Richard Dewey (Associate Director, Research)

On April 30, 2011, VENUS captured the deep water renewal event in the Strait of Georgia.
At exactly 6:56UTC, an abrupt hydrographic “front” crossed the VENUS SoG Central site. The temperature (red) dropped 0.6 degree and the oxygen concentration (magenta) nearly doubled. The 0.6C temperature drop occurred between two samples taken one minute apart! This cold front was accompanied by a sharp increase in the dissolved oxygen concentration, rising from 2.8 ml/l to 4.4 ml/l. There was, rather surprisingly, little salinity (green) change associated with the arrival of this water mass, although the salinity had started dropping slightly on April 29. A density increase (blue line) at the front is attributed entirely to the colder temperatures. Over the next few days, (May 1-3), there were short excursions into the original warmer/low oxygen water at the end of the large flood, suggesting that the cold front had approached from the north.
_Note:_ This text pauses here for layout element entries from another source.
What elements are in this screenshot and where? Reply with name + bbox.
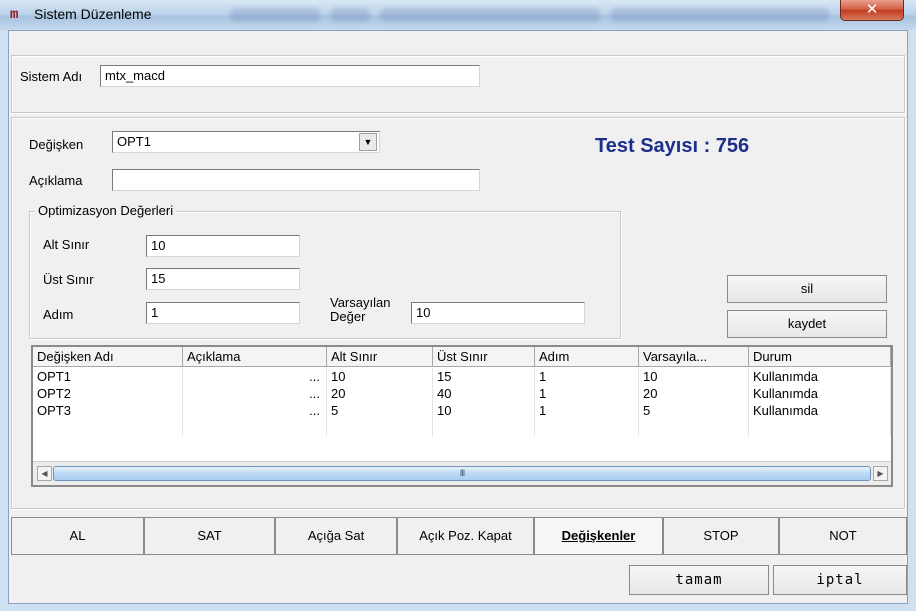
table-cell[interactable]: OPT2 bbox=[33, 385, 183, 402]
table-cell[interactable]: 5 bbox=[639, 402, 749, 419]
variable-select[interactable]: OPT1 bbox=[112, 131, 380, 153]
column-header[interactable]: Adım bbox=[535, 347, 639, 367]
table-cell[interactable]: ... bbox=[183, 368, 327, 385]
table-cell[interactable]: ... bbox=[183, 385, 327, 402]
tab-strip: AL SAT Açığa Sat Açık Poz. Kapat Değişkenler… bbox=[11, 517, 907, 557]
default-value-label-line2: Değer bbox=[330, 309, 366, 324]
step-label-text: Adım bbox=[43, 307, 74, 322]
empty-cell[interactable] bbox=[433, 419, 535, 436]
table-cell[interactable]: Kullanımda bbox=[749, 368, 891, 385]
chevron-down-icon[interactable]: ▼ bbox=[359, 133, 377, 151]
system-name-label: Sistem Adı bbox=[20, 69, 83, 84]
column-header[interactable]: Durum bbox=[749, 347, 891, 367]
column-header[interactable]: Varsayıla... bbox=[639, 347, 749, 367]
tab-1[interactable]: AL bbox=[11, 517, 144, 555]
title-bar[interactable]: m Sistem Düzenleme ✕ bbox=[0, 0, 916, 30]
variable-select-value: OPT1 bbox=[117, 134, 151, 149]
close-button[interactable]: ✕ bbox=[840, 0, 904, 21]
tab-6[interactable]: STOP bbox=[663, 517, 779, 555]
table-cell[interactable]: 15 bbox=[433, 368, 535, 385]
column-header[interactable]: Üst Sınır bbox=[433, 347, 535, 367]
column-header[interactable]: Açıklama bbox=[183, 347, 327, 367]
table-cell[interactable]: OPT1 bbox=[33, 368, 183, 385]
delete-button[interactable]: sil bbox=[727, 275, 887, 303]
table-cell[interactable]: ... bbox=[183, 402, 327, 419]
table-cell[interactable]: 20 bbox=[327, 385, 433, 402]
upper-limit-input[interactable]: 15 bbox=[146, 268, 300, 290]
app-icon: m bbox=[10, 7, 18, 23]
window-title: Sistem Düzenleme bbox=[34, 6, 152, 22]
optimization-group-title: Optimizasyon Değerleri bbox=[35, 203, 177, 218]
default-value-label: Varsayılan Değer bbox=[330, 296, 390, 324]
table-cell[interactable]: 10 bbox=[433, 402, 535, 419]
description-label: Açıklama bbox=[29, 173, 83, 188]
column-header[interactable]: Alt Sınır bbox=[327, 347, 433, 367]
table-cell[interactable]: OPT3 bbox=[33, 402, 183, 419]
tab-4[interactable]: Açık Poz. Kapat bbox=[397, 517, 534, 555]
table-cell[interactable]: 1 bbox=[535, 368, 639, 385]
default-value-label-line1: Varsayılan bbox=[330, 295, 391, 310]
upper-limit-label: Üst Sınır bbox=[43, 272, 94, 287]
table-cell[interactable]: 1 bbox=[535, 402, 639, 419]
save-button[interactable]: kaydet bbox=[727, 310, 887, 338]
empty-cell[interactable] bbox=[183, 419, 327, 436]
variables-table: Değişken Adı Açıklama Alt Sınır Üst Sınır Ad… bbox=[31, 345, 893, 487]
tab-7[interactable]: NOT bbox=[779, 517, 907, 555]
title-bar-blur bbox=[230, 8, 320, 22]
table-content: Değişken Adı Açıklama Alt Sınır Üst Sınır Ad… bbox=[33, 347, 891, 459]
table-cell[interactable]: Kullanımda bbox=[749, 402, 891, 419]
horizontal-scrollbar[interactable]: ◀ III ▶ bbox=[33, 461, 891, 485]
table-cell[interactable]: 5 bbox=[327, 402, 433, 419]
scroll-right-icon[interactable]: ▶ bbox=[873, 466, 888, 481]
empty-cell[interactable] bbox=[639, 419, 749, 436]
scroll-thumb[interactable]: III bbox=[53, 466, 871, 481]
system-name-input[interactable]: mtx_macd bbox=[100, 65, 480, 87]
lower-limit-input[interactable]: 10 bbox=[146, 235, 300, 257]
step-input[interactable]: 1 bbox=[146, 302, 300, 324]
table-cell[interactable]: 40 bbox=[433, 385, 535, 402]
title-bar-blur bbox=[330, 8, 370, 22]
default-value-input[interactable]: 10 bbox=[411, 302, 585, 324]
description-input[interactable] bbox=[112, 169, 480, 191]
column-header[interactable]: Değişken Adı bbox=[33, 347, 183, 367]
table-cell[interactable]: 20 bbox=[639, 385, 749, 402]
table-cell[interactable]: 10 bbox=[327, 368, 433, 385]
lower-limit-label: Alt Sınır bbox=[43, 237, 90, 252]
scroll-left-icon[interactable]: ◀ bbox=[37, 466, 52, 481]
tab-5[interactable]: Değişkenler bbox=[534, 517, 663, 555]
ok-button[interactable]: tamam bbox=[629, 565, 769, 595]
empty-cell[interactable] bbox=[535, 419, 639, 436]
variable-label: Değişken bbox=[29, 137, 84, 152]
table-cell[interactable]: 10 bbox=[639, 368, 749, 385]
title-bar-blur bbox=[610, 8, 830, 22]
test-count: Test Sayısı : 756 bbox=[595, 135, 750, 157]
dialog-body: Sistem Adı mtx_macd Değişken OPT1 ▼ Test… bbox=[8, 30, 908, 604]
table-cell[interactable]: Kullanımda bbox=[749, 385, 891, 402]
empty-cell[interactable] bbox=[749, 419, 891, 436]
title-bar-blur bbox=[380, 8, 600, 22]
table-cell[interactable]: 1 bbox=[535, 385, 639, 402]
tab-2[interactable]: SAT bbox=[144, 517, 275, 555]
cancel-button[interactable]: iptal bbox=[773, 565, 907, 595]
empty-cell[interactable] bbox=[327, 419, 433, 436]
tab-3[interactable]: Açığa Sat bbox=[275, 517, 397, 555]
empty-cell[interactable] bbox=[33, 419, 183, 436]
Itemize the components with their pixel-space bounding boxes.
By May 5, well into the spring tidal cycle (black) all water properties had returned to near pre-front conditions. In a paper by Diane Masson (Estuarine, Coastal and Shelf Science [2002], vol 54, pp 115-126) she identifies two periods when deep water renewals may occur; one in the late summer associated with the incursion of salty dense water, the other in late winter (now!) when cold dense water penetrates the deep regions of the Strait of Georgia.